Do you have a debtor problem? Most partners and directors of law firms would say they don’t, because most debtors do pay – eventually. However, the average time for payment to Australian law firms is generally four times slower than their terms of trade provide.
So how did this come to be?
Most of us know the theory of debtor management: calculate debtor days, measure cash flow cycles and develop an escalation strategy.
That’s the easy part.
What most practitioners struggle with is the psychology of debtor management – the relationship tension that comes from chasing a client for your money. Most lawyers react to slow payment with apathy, resignation and acceptance, because it’s simply not in their nature to demand payment.
But things are changing.
As traditional margins come under pressure, every aspect of running a professional service is in the spotlight, including debtor processes. The very best firms are using all seven steps detailed below – the result is fewer debtors, more money in the bank and less hassle.
Seven steps to better debtors
1. Agreeing your Terms of Trade
Terms of trade establish your legal relationship with your debtor. Get them right and you’ll be well prepared to manage slow payers – trust me, there are plenty out there.
Please invest time to ensure your terms protect you and give you every chance to get paid. They should be clearly referenced on your engagement letters, website, invoices and more. Most importantly, ensure they include the additional costs of collection outside of agreed payment terms.
2. Credit Assessment – Initial & Ongoing
Before you start work, ensure you know who you’re giving credit to. Review their credit history to ensure they don’t still owe money to their last lawyer. When that great new client turns out to be a dud, you’ll regret not investing a few dollars to check.
Individual’s credit ratings change over time – even more so with a business. If you have an ongoing relationship, it is important to continually credit check your customers. By using credit monitoring services, you won’t be the last to find out when things change for the worst.
3. Payment Options
Generally, clients want to pay you. You should make it as easy as possible by providing multiple payment options
As a minimum, law firms should offer cash, cheque, credit card, direct credit and fee funding as payment options.

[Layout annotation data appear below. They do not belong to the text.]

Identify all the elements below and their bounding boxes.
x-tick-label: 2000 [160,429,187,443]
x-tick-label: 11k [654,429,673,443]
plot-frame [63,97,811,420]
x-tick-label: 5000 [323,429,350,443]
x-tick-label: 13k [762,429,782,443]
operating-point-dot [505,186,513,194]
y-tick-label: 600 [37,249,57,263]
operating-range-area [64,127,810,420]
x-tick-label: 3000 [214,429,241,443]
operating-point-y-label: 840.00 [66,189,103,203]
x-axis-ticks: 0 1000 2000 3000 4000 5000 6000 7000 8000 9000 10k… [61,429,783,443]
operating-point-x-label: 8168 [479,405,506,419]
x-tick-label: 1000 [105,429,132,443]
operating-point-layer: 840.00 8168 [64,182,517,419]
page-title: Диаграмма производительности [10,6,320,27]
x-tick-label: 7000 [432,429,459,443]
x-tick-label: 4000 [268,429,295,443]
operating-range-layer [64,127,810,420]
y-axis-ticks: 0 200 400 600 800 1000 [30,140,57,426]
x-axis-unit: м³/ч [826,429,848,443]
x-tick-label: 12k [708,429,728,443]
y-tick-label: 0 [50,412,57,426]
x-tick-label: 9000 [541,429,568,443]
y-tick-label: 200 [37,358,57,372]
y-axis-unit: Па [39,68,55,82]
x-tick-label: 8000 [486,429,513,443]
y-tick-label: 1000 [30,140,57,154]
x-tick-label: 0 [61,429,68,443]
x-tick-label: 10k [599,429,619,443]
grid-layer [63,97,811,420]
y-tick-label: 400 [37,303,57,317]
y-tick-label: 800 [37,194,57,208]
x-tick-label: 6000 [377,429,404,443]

Fee funding is a service that provides a monthly payment option for your clients, while your firm gets paid both in full and in advance. This will ensure you avoid becoming an unofficial bank for slow paying debtors.
4. Prompt Communication
When you don’t get paid within your terms, don’t wait another month before contacting your client for explanation and payment. A quick courtesy call a few days after the due date is essential.
Clients with minor issues will often wait for you to call – if you don’t, it can exacerbate their issues. By the time you do follow up they may have spent the funds earmarked for your account.
5. Planned Escalation
Sometimes, even when you’ve taken every possible measure, clients will default completely.
Work out in advance how you will escalate recovery and respond to different scenarios. This means having prepared scripts and processes to your most common issues.
When your clients ask, “Can I pay you when I get paid?” The most powerful phrase you can use is, “Under those circumstances we X Y Z”, in accordance to the processes you’ve set out.
This phrase acknowledges the issue, establishes you are in charge, and sets the agenda for what happens next
6. Follow Through
If you threaten a debtor with consequences but don’t follow through, they will take advantage.
You should always be in control, know your options and implement consequences. This doesn’t mean you go straight to debt collection. Instead, if a client promises to pay next week, the consequence is simply a call with a little more tension on the relationship.
7. Resource or Outsource?
If you choose to manage your credit policy and accounts receivable in-house, then make sure that you have adequate:
People – Are they trained and enthusiastic to do the job?
Time – Is the job a priority or squeezed in between other duties?
Tools – Do you have tools to efficiently manage debtor workflow?
Skill – Does your team know your legal collection rights and responsibilities?
If not, you should consider either training and resourcing your existing team or investigating outsourcing accounts receivable. While accounts receivable is important, it is almost never a core function for a professional services firm. It needs to be done well, but not always by you.